On a Sunday in April 1865 she was sitting on a bench in the park when she picked up a discarded New Orleans newspaper and read an article that perhaps told more about the future of her race than she wanted to know. The article was about Ira Jamison and described his wounding at Shiloh and how his slaves had fled their master's protection and goodwill after his fields and storehouses had been burned by Yankees. But Flower sensed the article was more a promotion for a new enterprise than a laudatory account about her father. Ira Jamison was transforming Angola Plantation into a penal farm and would soon be in the business of leasing convict labor on a large scale.

The writer of the article said most of the convicts sentenced to Angola came from the enormous population of Negro criminals who had been empowered by the Freedmen's Bureau and turned loose upon the law-abiding whites of Louisiana.
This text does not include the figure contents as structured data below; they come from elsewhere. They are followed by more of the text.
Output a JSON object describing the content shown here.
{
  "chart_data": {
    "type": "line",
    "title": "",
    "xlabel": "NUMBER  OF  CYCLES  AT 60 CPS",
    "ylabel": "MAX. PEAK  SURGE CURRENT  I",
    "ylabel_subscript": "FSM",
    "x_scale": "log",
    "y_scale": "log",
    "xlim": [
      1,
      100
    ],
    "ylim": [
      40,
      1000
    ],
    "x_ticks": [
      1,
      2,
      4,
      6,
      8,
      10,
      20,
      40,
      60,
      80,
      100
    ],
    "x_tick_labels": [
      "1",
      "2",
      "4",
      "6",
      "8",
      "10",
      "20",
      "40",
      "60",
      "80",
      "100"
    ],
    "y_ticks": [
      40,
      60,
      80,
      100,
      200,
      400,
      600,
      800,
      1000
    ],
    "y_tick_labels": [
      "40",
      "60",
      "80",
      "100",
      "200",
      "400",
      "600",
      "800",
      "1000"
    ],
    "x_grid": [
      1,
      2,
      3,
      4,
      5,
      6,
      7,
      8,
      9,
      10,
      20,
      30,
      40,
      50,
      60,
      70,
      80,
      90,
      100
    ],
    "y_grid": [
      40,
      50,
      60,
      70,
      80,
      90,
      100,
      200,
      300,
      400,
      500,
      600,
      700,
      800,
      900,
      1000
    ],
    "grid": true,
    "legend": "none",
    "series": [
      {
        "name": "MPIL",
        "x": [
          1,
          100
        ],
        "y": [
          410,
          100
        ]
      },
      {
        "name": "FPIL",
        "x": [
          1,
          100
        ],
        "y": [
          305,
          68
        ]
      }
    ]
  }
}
The writer also said the cost of convict labor would be far less than the cost of maintaining what he termed "servants in the old system."

A shadow fell across the page she was reading. She turned and looked up at the face of Todd McCain, the hardware store owner on Main Street. He had just come from church and was wearing a narrow-cut suit with a vest that made him sweat and a stiff white shirt with a high collar and one of the new bowler hats.

"I heard you could read," he said.

She folded the newspaper on her lap and looked through the oak trees at the sunlight on the bayou. His loins brushed the top of the backrest on the bench.

"I read that same article this morning. I don't agree with everything that's in it. But there's a mess of criminals out there belong on a chain gang, you ask me," he said.

"I d like to read my paper, suh," she said.

"I got a lot of colored customers nowadays. I could use a clerk. I'll pay you fifty cents a day."

"Please leave me alone."

It was quiet a long time. "You're an uppity bitch, ain't you?" he said.

"Bother me again and find out," she replied.

"What did you say?"

She rose from the bench and walked out of the coolness of the trees into the sunlight, hating herself for her rashness. When she got to the drawbridge and looked over her shoulder, Todd McCain was still watching her.

ABIGAIL did not believe in omens, but sometimes she wondered if human events and the ways of the season and four-footed animals and winged creatures did not conspire to weave patterns whose portent for good or evil was undeniable. If God revealed His will in Scripture, should He be proscribed from revealing it in His creations?